How to crawl down the daily real-time ranking works and addresses of Xiaopo Station?
Open station B and click on the ranking list of the works of station B to enter the ranking list.
Right-click to check the source code and find the corresponding source code position of the work. At this time, we know the corresponding approximate position of the work in the code.
Then import requests and BeautifulSoup in Pycharm
import requests
from bs4 import BeautifulSoup
Because the approximate position corresponding to the work is in the div block (class='info'), use find_all to find this position of all works. (Station B does not need to obtain headers to disguise the header to be able to access successfully)

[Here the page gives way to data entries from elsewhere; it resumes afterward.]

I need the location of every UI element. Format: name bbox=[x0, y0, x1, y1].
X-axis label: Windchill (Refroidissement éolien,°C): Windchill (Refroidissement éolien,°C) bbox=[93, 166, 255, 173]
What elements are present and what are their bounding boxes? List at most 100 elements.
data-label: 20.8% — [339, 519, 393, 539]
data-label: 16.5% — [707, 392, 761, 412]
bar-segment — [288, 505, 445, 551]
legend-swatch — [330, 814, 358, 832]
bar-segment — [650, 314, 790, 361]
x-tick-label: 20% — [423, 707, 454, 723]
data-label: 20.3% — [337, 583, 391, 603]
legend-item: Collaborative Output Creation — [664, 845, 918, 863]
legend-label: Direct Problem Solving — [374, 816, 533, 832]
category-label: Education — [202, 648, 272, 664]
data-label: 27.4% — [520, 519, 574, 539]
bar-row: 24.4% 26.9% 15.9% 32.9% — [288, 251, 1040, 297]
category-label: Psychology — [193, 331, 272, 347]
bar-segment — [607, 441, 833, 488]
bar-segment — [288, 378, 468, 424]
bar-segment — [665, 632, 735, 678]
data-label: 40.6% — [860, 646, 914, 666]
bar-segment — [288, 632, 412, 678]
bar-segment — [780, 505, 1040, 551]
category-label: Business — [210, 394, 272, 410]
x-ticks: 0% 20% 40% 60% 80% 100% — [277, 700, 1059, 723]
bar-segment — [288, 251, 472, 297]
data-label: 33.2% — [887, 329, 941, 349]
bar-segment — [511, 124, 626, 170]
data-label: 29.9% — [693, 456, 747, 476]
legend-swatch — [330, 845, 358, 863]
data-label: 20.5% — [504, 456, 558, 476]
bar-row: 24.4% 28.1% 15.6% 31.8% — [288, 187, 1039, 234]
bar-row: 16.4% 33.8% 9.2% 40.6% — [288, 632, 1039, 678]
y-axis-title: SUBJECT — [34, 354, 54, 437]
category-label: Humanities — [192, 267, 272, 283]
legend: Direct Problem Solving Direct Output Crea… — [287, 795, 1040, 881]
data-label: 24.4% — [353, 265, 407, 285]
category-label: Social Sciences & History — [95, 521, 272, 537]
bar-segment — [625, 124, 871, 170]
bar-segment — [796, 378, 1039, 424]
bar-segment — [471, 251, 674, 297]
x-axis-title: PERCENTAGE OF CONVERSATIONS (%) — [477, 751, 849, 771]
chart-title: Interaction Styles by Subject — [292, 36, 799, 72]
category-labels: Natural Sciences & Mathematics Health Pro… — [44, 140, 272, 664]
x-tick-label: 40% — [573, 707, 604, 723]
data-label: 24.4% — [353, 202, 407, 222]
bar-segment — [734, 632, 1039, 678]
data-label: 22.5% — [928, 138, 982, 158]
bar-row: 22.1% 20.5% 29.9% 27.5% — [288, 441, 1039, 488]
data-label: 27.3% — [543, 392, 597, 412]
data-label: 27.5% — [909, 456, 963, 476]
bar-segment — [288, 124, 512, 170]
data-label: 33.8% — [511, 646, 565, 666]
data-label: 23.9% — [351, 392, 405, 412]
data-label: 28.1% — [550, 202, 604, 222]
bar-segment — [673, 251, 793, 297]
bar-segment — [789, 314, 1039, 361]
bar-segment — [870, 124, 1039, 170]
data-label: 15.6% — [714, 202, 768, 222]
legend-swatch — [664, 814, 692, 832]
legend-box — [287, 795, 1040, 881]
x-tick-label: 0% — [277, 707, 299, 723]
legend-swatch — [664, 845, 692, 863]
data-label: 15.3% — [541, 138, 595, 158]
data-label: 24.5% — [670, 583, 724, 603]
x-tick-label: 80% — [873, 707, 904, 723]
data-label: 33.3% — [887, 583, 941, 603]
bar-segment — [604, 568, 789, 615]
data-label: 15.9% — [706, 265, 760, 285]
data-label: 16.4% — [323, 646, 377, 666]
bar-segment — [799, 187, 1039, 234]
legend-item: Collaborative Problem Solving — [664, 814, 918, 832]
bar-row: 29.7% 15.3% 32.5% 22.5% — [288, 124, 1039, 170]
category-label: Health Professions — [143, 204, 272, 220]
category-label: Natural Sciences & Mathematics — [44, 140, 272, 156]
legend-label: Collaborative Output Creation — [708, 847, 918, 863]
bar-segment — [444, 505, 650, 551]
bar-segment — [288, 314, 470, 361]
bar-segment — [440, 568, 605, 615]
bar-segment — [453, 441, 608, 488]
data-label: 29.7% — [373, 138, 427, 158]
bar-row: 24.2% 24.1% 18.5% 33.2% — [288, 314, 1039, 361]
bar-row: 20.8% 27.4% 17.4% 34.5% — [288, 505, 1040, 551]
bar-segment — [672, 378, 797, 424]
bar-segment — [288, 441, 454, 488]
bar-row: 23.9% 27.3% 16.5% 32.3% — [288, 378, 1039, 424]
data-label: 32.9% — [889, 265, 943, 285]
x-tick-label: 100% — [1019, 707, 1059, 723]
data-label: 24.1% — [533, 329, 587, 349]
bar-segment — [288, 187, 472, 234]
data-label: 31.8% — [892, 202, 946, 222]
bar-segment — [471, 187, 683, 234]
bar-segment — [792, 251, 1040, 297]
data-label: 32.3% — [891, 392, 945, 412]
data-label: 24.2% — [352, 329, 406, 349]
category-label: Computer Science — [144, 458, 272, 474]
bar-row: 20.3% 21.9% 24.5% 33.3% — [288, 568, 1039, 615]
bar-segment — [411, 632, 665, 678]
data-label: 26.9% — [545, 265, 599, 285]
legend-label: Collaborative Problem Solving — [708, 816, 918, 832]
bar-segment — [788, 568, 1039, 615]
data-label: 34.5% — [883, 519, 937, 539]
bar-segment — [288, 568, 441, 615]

url = 'https://www.bilibili.com/v/popular/rank/all'
res = requests.get(url) # B站不用获取headers伪装头
name_list = []
b_list = BeautifulSoup(res.text, 'lxml').find_all('div', class_='info')
print(b_list)
At this point, the source code in info is obtained. The
work and address we need are also in it, so we need to get it a second time and set the variable q to traverse the code. Receive with the empty list name_list created at the beginning, set the kind put address href.
for q in b_list:
name_list.append(q.a.text)
kind = q.find('a')
Finally, sort the display.
for i, x in enumerate(name_list):
print(i+1, x+"\t"+'地址:'+kind['href']+'\n')
Crawl succeeded! The sequence is serial number + work name + address.